Antigenic proteins, which play an important role in the life cycle of N. caninum, should be taken into accounts in the design of vaccines. These include the surface protein, micro-line protein, and dense granule protein [17,25,30]. The NcSRS2 gene, which has an open reading frame (ORF) of 1,206 bp, encodes 401 amino acids and expresses a protein of 43 kDa, mediates parasite invasion into host cells [20]. The NcGRA7 gene, encoding a dense granule protein and expresses a protein of 33 kDa, provides nutrition for parasites and promotes their proliferation [25]. It was reported that NcSRS2 and NcGRA7 proteins can be used for diagnosis and vaccines [22,26,31].

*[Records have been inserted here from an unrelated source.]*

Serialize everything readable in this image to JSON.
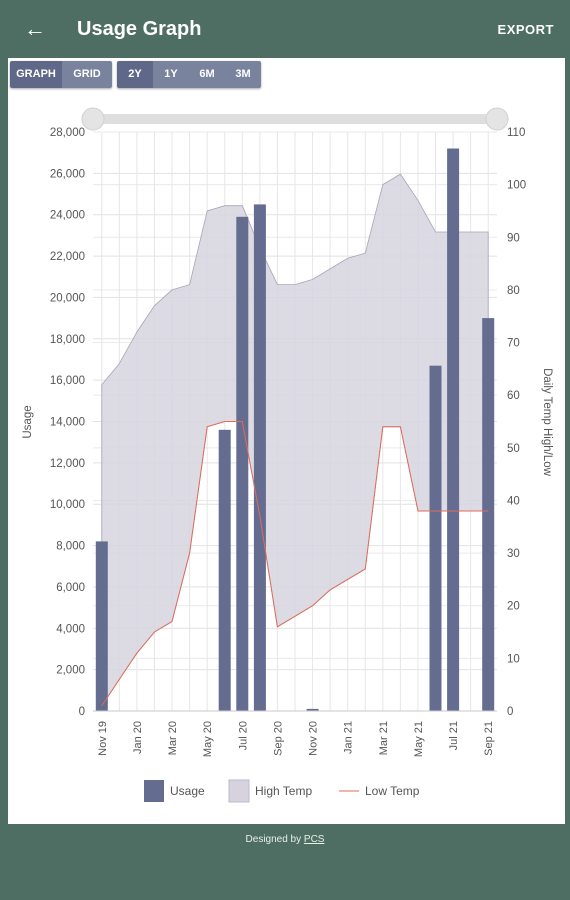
{
  "appbar": {
    "title": "Usage Graph",
    "back_icon": "arrow-left-icon",
    "export_label": "EXPORT"
  },
  "view_toggle": [
    {
      "label": "GRAPH",
      "active": true
    },
    {
      "label": "GRID",
      "active": false
    }
  ],
  "range_toggle": [
    {
      "label": "2Y",
      "active": true
    },
    {
      "label": "1Y",
      "active": false
    },
    {
      "label": "6M",
      "active": false
    },
    {
      "label": "3M",
      "active": false
    }
  ],
  "colors": {
    "usage": "#646d8f",
    "high_temp_fill": "#d6d3de",
    "low_temp_line": "#e06b5a",
    "header": "#4e6e63"
  },
  "footer": {
    "prefix": "Designed by ",
    "link": "PCS"
  },
  "chart_data": {
    "type": "bar",
    "x": [
      "Nov 19",
      "Dec 19",
      "Jan 20",
      "Feb 20",
      "Mar 20",
      "Apr 20",
      "May 20",
      "Jun 20",
      "Jul 20",
      "Aug 20",
      "Sep 20",
      "Oct 20",
      "Nov 20",
      "Dec 20",
      "Jan 21",
      "Feb 21",
      "Mar 21",
      "Apr 21",
      "May 21",
      "Jun 21",
      "Jul 21",
      "Aug 21",
      "Sep 21"
    ],
    "xtick_labels": [
      "Nov 19",
      "Jan 20",
      "Mar 20",
      "May 20",
      "Jul 20",
      "Sep 20",
      "Nov 20",
      "Jan 21",
      "Mar 21",
      "May 21",
      "Jul 21",
      "Sep 21"
    ],
    "ylabel": "Usage",
    "y2label": "Daily Temp High/Low",
    "ylim": [
      0,
      28000
    ],
    "yticks": [
      "0",
      "2,000",
      "4,000",
      "6,000",
      "8,000",
      "10,000",
      "12,000",
      "14,000",
      "16,000",
      "18,000",
      "20,000",
      "22,000",
      "24,000",
      "26,000",
      "28,000"
    ],
    "y2lim": [
      0,
      110
    ],
    "y2ticks": [
      "0",
      "10",
      "20",
      "30",
      "40",
      "50",
      "60",
      "70",
      "80",
      "90",
      "100",
      "110"
    ],
    "grid": true,
    "legend": [
      {
        "label": "Usage"
      },
      {
        "label": "High Temp"
      },
      {
        "label": "Low Temp"
      }
    ],
    "series": [
      {
        "name": "Usage",
        "axis": "left",
        "values": [
          8200,
          0,
          0,
          0,
          0,
          0,
          0,
          13600,
          23900,
          24500,
          0,
          0,
          100,
          0,
          0,
          0,
          0,
          0,
          0,
          16700,
          27200,
          0,
          19000
        ]
      },
      {
        "name": "High Temp",
        "axis": "right",
        "values": [
          62,
          66,
          72,
          77,
          80,
          81,
          95,
          96,
          96,
          88,
          81,
          81,
          82,
          84,
          86,
          87,
          100,
          102,
          97,
          91,
          91,
          91,
          91
        ]
      },
      {
        "name": "Low Temp",
        "axis": "right",
        "values": [
          1,
          6,
          11,
          15,
          17,
          30,
          54,
          55,
          55,
          37,
          16,
          18,
          20,
          23,
          25,
          27,
          54,
          54,
          38,
          38,
          38,
          38,
          38
        ]
      }
    ]
  }
}
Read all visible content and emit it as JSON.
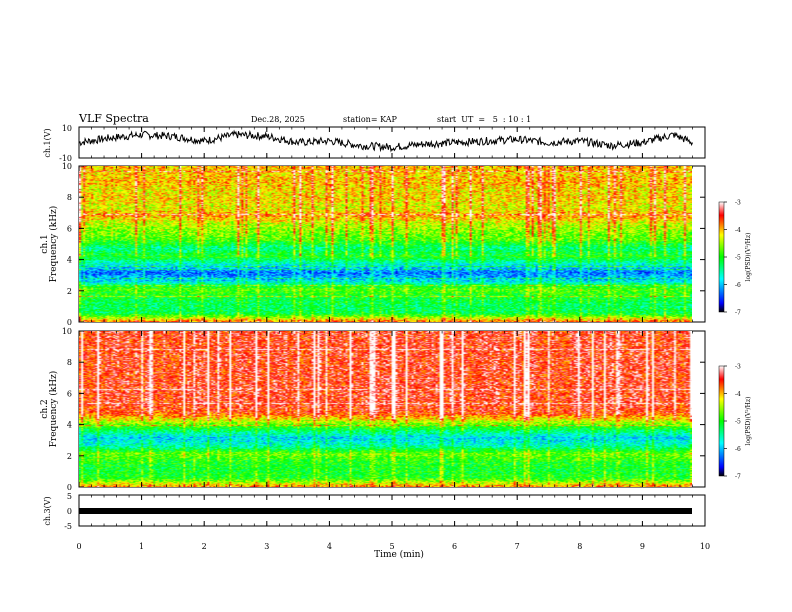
{
  "header": {
    "title": "VLF Spectra",
    "date": "Dec.28, 2025",
    "station": "station= KAP",
    "start_ut": "start  UT  =   5  : 10 : 1"
  },
  "panels": {
    "ch1_wave": {
      "ylabel": "ch.1(V)",
      "ytick_top": "10",
      "ytick_bottom": "-10"
    },
    "ch1_spec": {
      "ylabel_line1": "ch.1",
      "ylabel_line2": "Frequency (kHz)"
    },
    "ch2_spec": {
      "ylabel_line1": "ch.2",
      "ylabel_line2": "Frequency (kHz)"
    },
    "ch3_wave": {
      "ylabel": "ch.3(V)",
      "ytick_top": "5",
      "ytick_mid": "0",
      "ytick_bottom": "-5"
    }
  },
  "colorbar": {
    "label": "log(PSD)(V²/Hz)",
    "ticks": [
      "-3",
      "-4",
      "-5",
      "-6",
      "-7"
    ]
  },
  "chart_data": [
    {
      "type": "line",
      "title": "ch.1 waveform",
      "xlabel": "Time (min)",
      "ylabel": "ch.1(V)",
      "xlim": [
        0,
        10
      ],
      "ylim": [
        -10,
        10
      ],
      "x": [
        0,
        0.5,
        1,
        1.5,
        2,
        2.5,
        3,
        3.5,
        4,
        4.5,
        5,
        5.5,
        6,
        6.5,
        7,
        7.5,
        8,
        8.5,
        9,
        9.5,
        9.8
      ],
      "values": [
        0,
        3,
        5,
        4,
        1,
        5,
        4,
        0,
        1,
        -2,
        -3,
        -1,
        0,
        1,
        2,
        0,
        1,
        -2,
        0,
        5,
        0
      ]
    },
    {
      "type": "heatmap",
      "title": "ch.1 spectrogram",
      "xlabel": "Time (min)",
      "ylabel": "Frequency (kHz)",
      "xlim": [
        0,
        10
      ],
      "ylim": [
        0,
        10
      ],
      "data_extent_min": 9.8,
      "yticks": [
        "0",
        "2",
        "4",
        "6",
        "8",
        "10"
      ],
      "clim": [
        -7,
        -3
      ],
      "freq_kHz": [
        0.25,
        0.75,
        1.25,
        1.75,
        2.25,
        2.75,
        3.25,
        3.75,
        4.25,
        4.75,
        5.25,
        5.75,
        6.25,
        6.75,
        7.25,
        7.75,
        8.25,
        8.75,
        9.25,
        9.75
      ],
      "log_psd_profile": [
        -3.8,
        -5.2,
        -5.3,
        -5.1,
        -4.8,
        -5.9,
        -6.3,
        -5.7,
        -5.0,
        -5.4,
        -4.8,
        -4.6,
        -4.4,
        -3.9,
        -4.3,
        -4.1,
        -4.2,
        -4.0,
        -4.1,
        -4.0
      ]
    },
    {
      "type": "heatmap",
      "title": "ch.2 spectrogram",
      "xlabel": "Time (min)",
      "ylabel": "Frequency (kHz)",
      "xlim": [
        0,
        10
      ],
      "ylim": [
        0,
        10
      ],
      "data_extent_min": 9.8,
      "yticks": [
        "0",
        "2",
        "4",
        "6",
        "8",
        "10"
      ],
      "clim": [
        -7,
        -3
      ],
      "freq_kHz": [
        0.25,
        0.75,
        1.25,
        1.75,
        2.25,
        2.75,
        3.25,
        3.75,
        4.25,
        4.75,
        5.25,
        5.75,
        6.25,
        6.75,
        7.25,
        7.75,
        8.25,
        8.75,
        9.25,
        9.75
      ],
      "log_psd_profile": [
        -3.9,
        -5.0,
        -5.1,
        -5.0,
        -4.7,
        -5.6,
        -5.9,
        -5.2,
        -4.4,
        -3.6,
        -3.5,
        -3.5,
        -3.5,
        -3.5,
        -3.5,
        -3.5,
        -3.5,
        -3.5,
        -3.5,
        -3.5
      ]
    },
    {
      "type": "line",
      "title": "ch.3 waveform",
      "xlabel": "Time (min)",
      "ylabel": "ch.3(V)",
      "xlim": [
        0,
        10
      ],
      "ylim": [
        -5,
        5
      ],
      "x": [
        0,
        9.8
      ],
      "values": [
        0,
        0
      ]
    }
  ],
  "time_axis": {
    "label": "Time (min)",
    "ticks": [
      "0",
      "1",
      "2",
      "3",
      "4",
      "5",
      "6",
      "7",
      "8",
      "9",
      "10"
    ]
  }
}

At present, expression of the parasite exogenous gene by viral vectors has been widely applied in the parasitology field at home and abroad, and recombinant vaccines using virus as vectors have achieved remarkable results [32]. Adenoviruses are double-stranded DNA viruses and can infect a wide variety of cells. They have the highest replication efficiency among viral vectors and deliver their genome to the nucleus with extremely high efficiencies. Adenoviruses are currently the most promising vectors [33]. The Transpose-Ad™ Adenovirus Vector System is a Tn7-based transposon system and can complete homologous recombination of the target gene in Escherichia coli.

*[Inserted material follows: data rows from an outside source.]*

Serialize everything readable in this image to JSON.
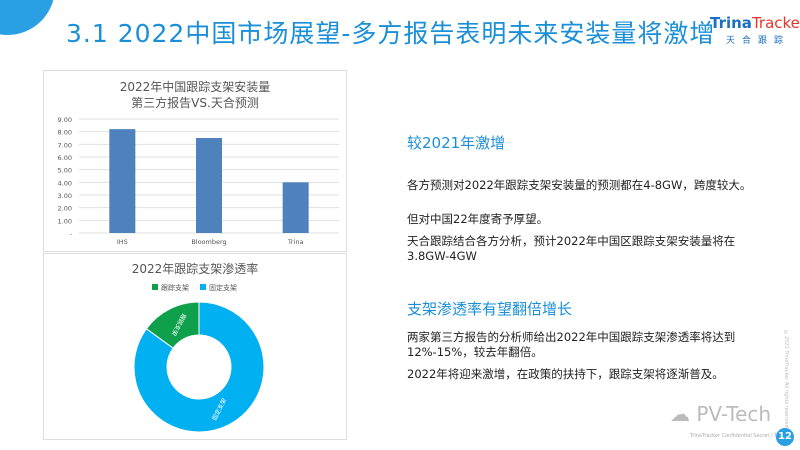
{
  "header": {
    "title": "3.1 2022中国市场展望-多方报告表明未来安装量将激增",
    "logo_en_a": "Trina",
    "logo_en_b": "Tracker",
    "logo_cn": "天合跟踪"
  },
  "chart_data": [
    {
      "type": "bar",
      "title": "2022年中国跟踪支架安装量",
      "subtitle": "第三方报告VS.天合预测",
      "categories": [
        "IHS",
        "Bloomberg",
        "Trina"
      ],
      "values": [
        8.2,
        7.5,
        4.0
      ],
      "ylim": [
        0,
        9
      ],
      "yticks": [
        "-",
        "1.00",
        "2.00",
        "3.00",
        "4.00",
        "5.00",
        "6.00",
        "7.00",
        "8.00",
        "9.00"
      ],
      "grid": true,
      "color": "#4f81bd"
    },
    {
      "type": "pie",
      "donut": true,
      "title": "2022年跟踪支架渗透率",
      "legend": "top",
      "categories": [
        "跟踪支架",
        "固定支架"
      ],
      "values": [
        15,
        85
      ],
      "colors": [
        "#0ea04b",
        "#00b0f0"
      ]
    }
  ],
  "section1": {
    "heading": "较2021年激增",
    "paras": [
      "各方预测对2022年跟踪支架安装量的预测都在4-8GW，跨度较大。",
      "但对中国22年度寄予厚望。",
      "天合跟踪结合各方分析，预计2022年中国区跟踪支架安装量将在3.8GW-4GW"
    ]
  },
  "section2": {
    "heading": "支架渗透率有望翻倍增长",
    "paras": [
      "两家第三方报告的分析师给出2022年中国跟踪支架渗透率将达到12%-15%，较去年翻倍。",
      "2022年将迎来激增，在政策的扶持下，跟踪支架将逐渐普及。"
    ]
  },
  "footer": {
    "watermark": "PV-Tech",
    "confidential": "TrinaTracker Confidential Secret / 机密",
    "copyright": "©2021 TrinaTracker All rights reserved",
    "page": "12"
  }
}
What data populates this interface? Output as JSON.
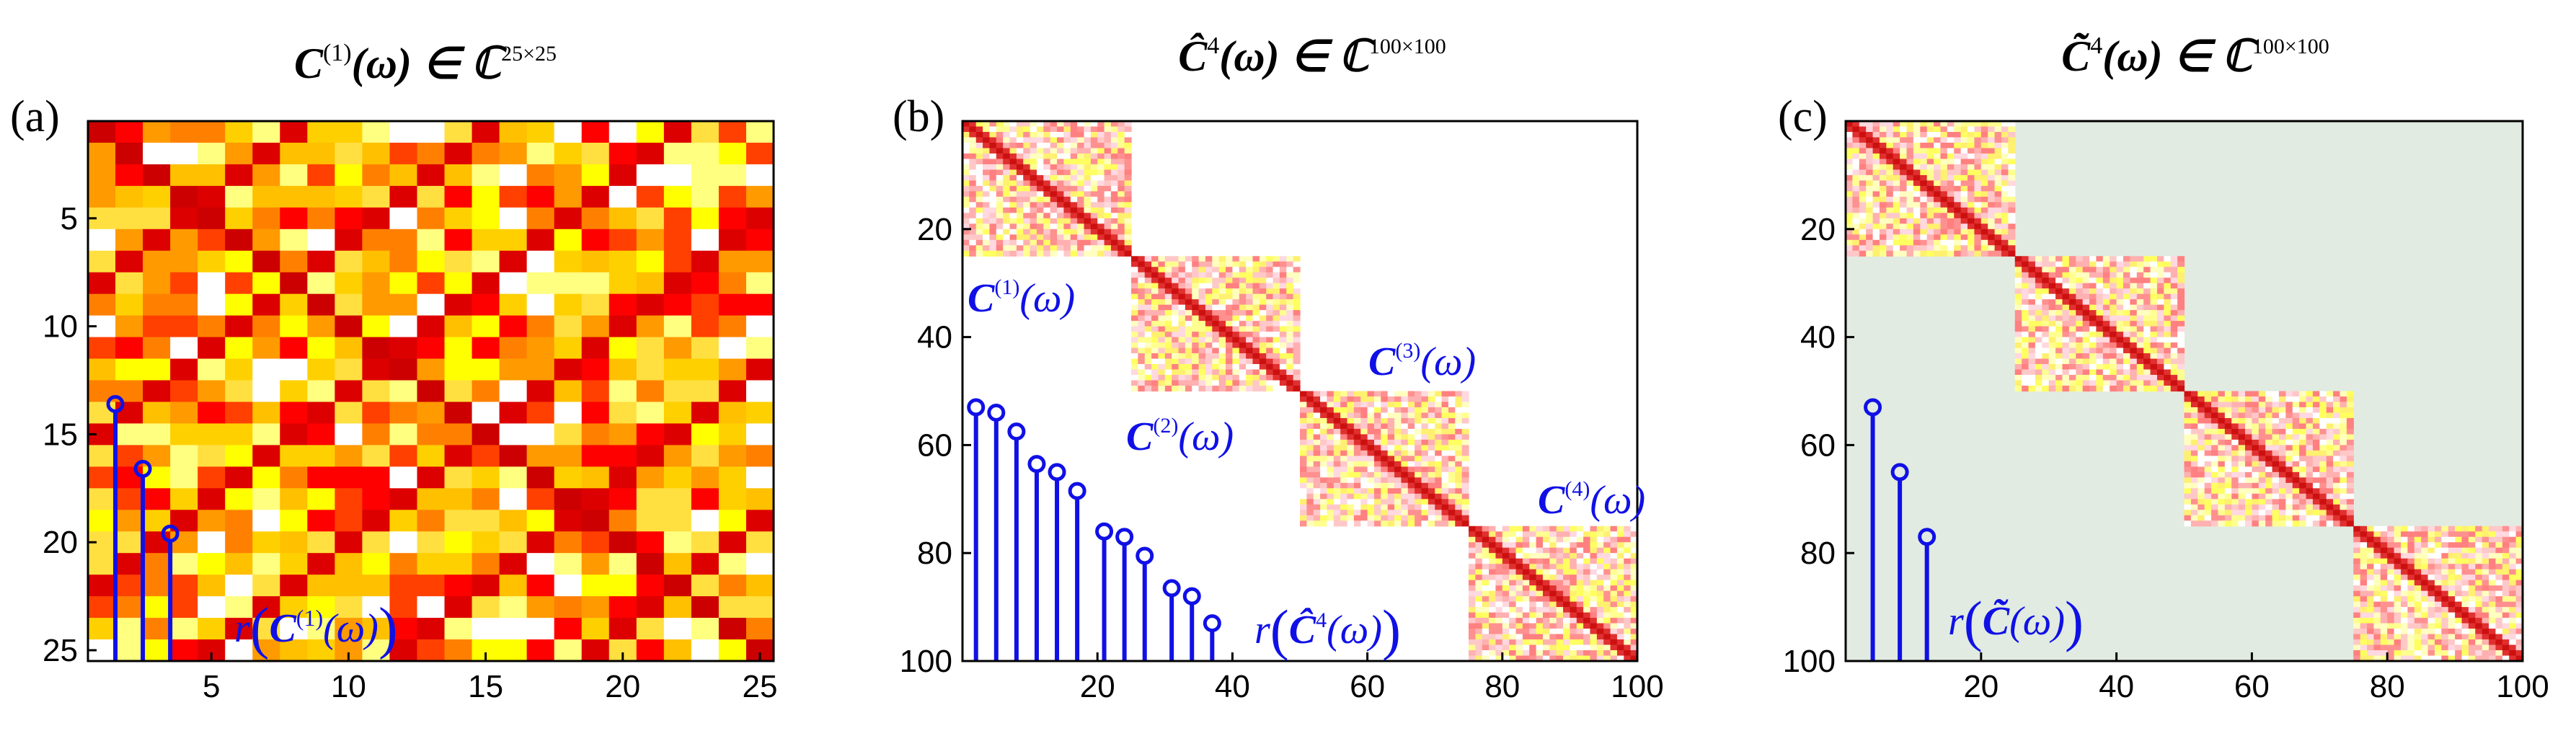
{
  "colors": {
    "stem": "#1010e6",
    "bg_c": "#e1ebe1",
    "frame": "#000000"
  },
  "chart_data": [
    {
      "panel": "(a)",
      "type": "heatmap",
      "title_main": "C",
      "title_sup": "(1)",
      "title_arg": "(ω) ∈ ℂ",
      "title_dim": "25×25",
      "matrix_size": 25,
      "xlim": [
        0.5,
        25.5
      ],
      "ylim": [
        25.5,
        0.5
      ],
      "xticks": [
        5,
        10,
        15,
        20,
        25
      ],
      "yticks": [
        5,
        10,
        15,
        20,
        25
      ],
      "xtick_labels": [
        "5",
        "10",
        "15",
        "20",
        "25"
      ],
      "ytick_labels": [
        "5",
        "10",
        "15",
        "20",
        "25"
      ],
      "blocks": [
        {
          "start": 1,
          "size": 25
        }
      ],
      "stems": [
        {
          "x": 1.5,
          "y": 13.6
        },
        {
          "x": 2.5,
          "y": 16.6
        },
        {
          "x": 3.5,
          "y": 19.6
        }
      ],
      "annotations": [
        {
          "text": "r(C(1)(ω))",
          "x": 5.2,
          "y": 24.3
        }
      ]
    },
    {
      "panel": "(b)",
      "type": "heatmap",
      "title_main": "Ĉ",
      "title_sup": "4",
      "title_arg": "(ω) ∈ ℂ",
      "title_dim": "100×100",
      "matrix_size": 100,
      "xlim": [
        0,
        100
      ],
      "ylim": [
        100,
        0
      ],
      "xticks": [
        20,
        40,
        60,
        80,
        100
      ],
      "yticks": [
        20,
        40,
        60,
        80,
        100
      ],
      "xtick_labels": [
        "20",
        "40",
        "60",
        "80",
        "100"
      ],
      "ytick_labels": [
        "20",
        "40",
        "60",
        "80",
        "100"
      ],
      "blocks": [
        {
          "start": 1,
          "size": 25
        },
        {
          "start": 26,
          "size": 25
        },
        {
          "start": 51,
          "size": 25
        },
        {
          "start": 76,
          "size": 25
        }
      ],
      "stems": [
        {
          "x": 2,
          "y": 53
        },
        {
          "x": 5,
          "y": 54
        },
        {
          "x": 8,
          "y": 57.5
        },
        {
          "x": 11,
          "y": 63.5
        },
        {
          "x": 14,
          "y": 65
        },
        {
          "x": 17,
          "y": 68.5
        },
        {
          "x": 21,
          "y": 76
        },
        {
          "x": 24,
          "y": 77
        },
        {
          "x": 27,
          "y": 80.5
        },
        {
          "x": 31,
          "y": 86.5
        },
        {
          "x": 34,
          "y": 88
        },
        {
          "x": 37,
          "y": 93
        }
      ],
      "annotations": [
        {
          "text": "C(1)(ω)",
          "x": 1,
          "y": 34
        },
        {
          "text": "C(2)(ω)",
          "x": 27,
          "y": 59
        },
        {
          "text": "C(3)(ω)",
          "x": 53,
          "y": 34
        },
        {
          "text": "C(4)(ω)",
          "x": 78,
          "y": 59
        },
        {
          "text": "r(Ĉ4(ω))",
          "x": 43,
          "y": 94
        }
      ]
    },
    {
      "panel": "(c)",
      "type": "heatmap",
      "title_main": "C̃",
      "title_sup": "4",
      "title_arg": "(ω) ∈ ℂ",
      "title_dim": "100×100",
      "matrix_size": 100,
      "xlim": [
        0,
        100
      ],
      "ylim": [
        100,
        0
      ],
      "xticks": [
        20,
        40,
        60,
        80,
        100
      ],
      "yticks": [
        20,
        40,
        60,
        80,
        100
      ],
      "xtick_labels": [
        "20",
        "40",
        "60",
        "80",
        "100"
      ],
      "ytick_labels": [
        "20",
        "40",
        "60",
        "80",
        "100"
      ],
      "blocks": [
        {
          "start": 1,
          "size": 25
        },
        {
          "start": 26,
          "size": 25
        },
        {
          "start": 51,
          "size": 25
        },
        {
          "start": 76,
          "size": 25
        }
      ],
      "stems": [
        {
          "x": 4,
          "y": 53
        },
        {
          "x": 8,
          "y": 65
        },
        {
          "x": 12,
          "y": 77
        }
      ],
      "annotations": [
        {
          "text": "r(C̃(ω))",
          "x": 15,
          "y": 95
        }
      ]
    }
  ]
}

In the current study, we constructed recombinant adenovirus Ad5-NcSRS2-NcGRA7 based on the Transpose-Ad™ system. In homologous recombination, the recombinant adenovirus transfer plasmid pCR259-NcSRS2-NcGRA7 should complete the recombination and purification in HighQ-1 Transpose-AD™294 and HighQ-1™ competent cells. Moreover, the key technology to construct recombinant adenovirus Ad5-NcSRS2-NcGRA7 by the Transpose-Ad™ system is that homologous recombination-positive clones must be filtered on LB plates which contain Cm, Amp, and Tc at the same time.

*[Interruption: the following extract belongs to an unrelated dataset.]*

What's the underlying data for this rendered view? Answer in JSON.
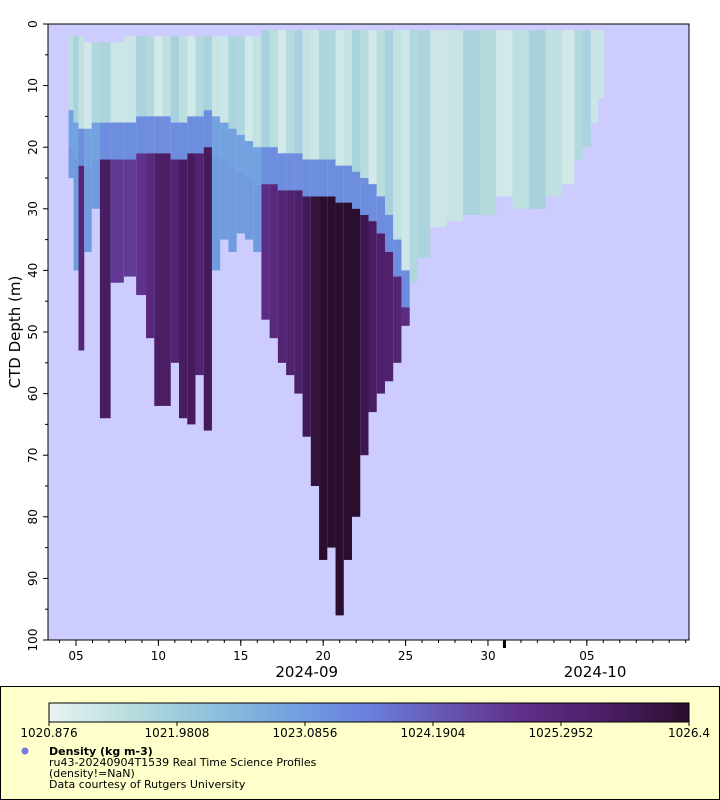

The representative cytokines secreted by Th1 and Th2 cells are IFN-γ and IL-4, respectively. The main function of IFN-γ is to inhibit the infection of pathogens and their invasion by activating the immune system [34]. B lymphocytes, activated by IL-4, proliferate, differentiate, and secrete specific antibodies [35]. During N. caninum infection, Th1 and Th2 immune responses are involved in the host resistance to the parasite [36]. When the body was stimulated by exogenous antigens, T-cell subsets would be activated to secrete a variety of cytokines. Th1 cells secrete IFN-γ, IL-2, and TNF-α. These cytokines can significantly inhibit the propagation of N. caninum [37]. Th2 cells secrete IL-4, IL-5, and IL-13, and IL-4 can significantly inhibit the vertical transmission of N. caninum [38]. The secretions of IFN-γ and IL-4 in vivo are mutually restrictive in immune responses [39]. The levels of IFN-γ and IL-4 were both enhanced and thus could be balanced by Ad5-NcSRS2-NcGRA7 in immunized animals. This indicated that Ad5-NcSRS2-NcGRA7 was able to induce cellular immune responses of immunized mice.
In our study, we spliced NcSRS2 and NcGRA7 genes using overlap-extension PCR method. Hereafter, we constructed a recombinant adenovirus termed Ad5-NcSRS2-NcGRA7, expressing the NcSRS2-NcGRA7 gene. The recombinant adenovirus was immunogenic to mice.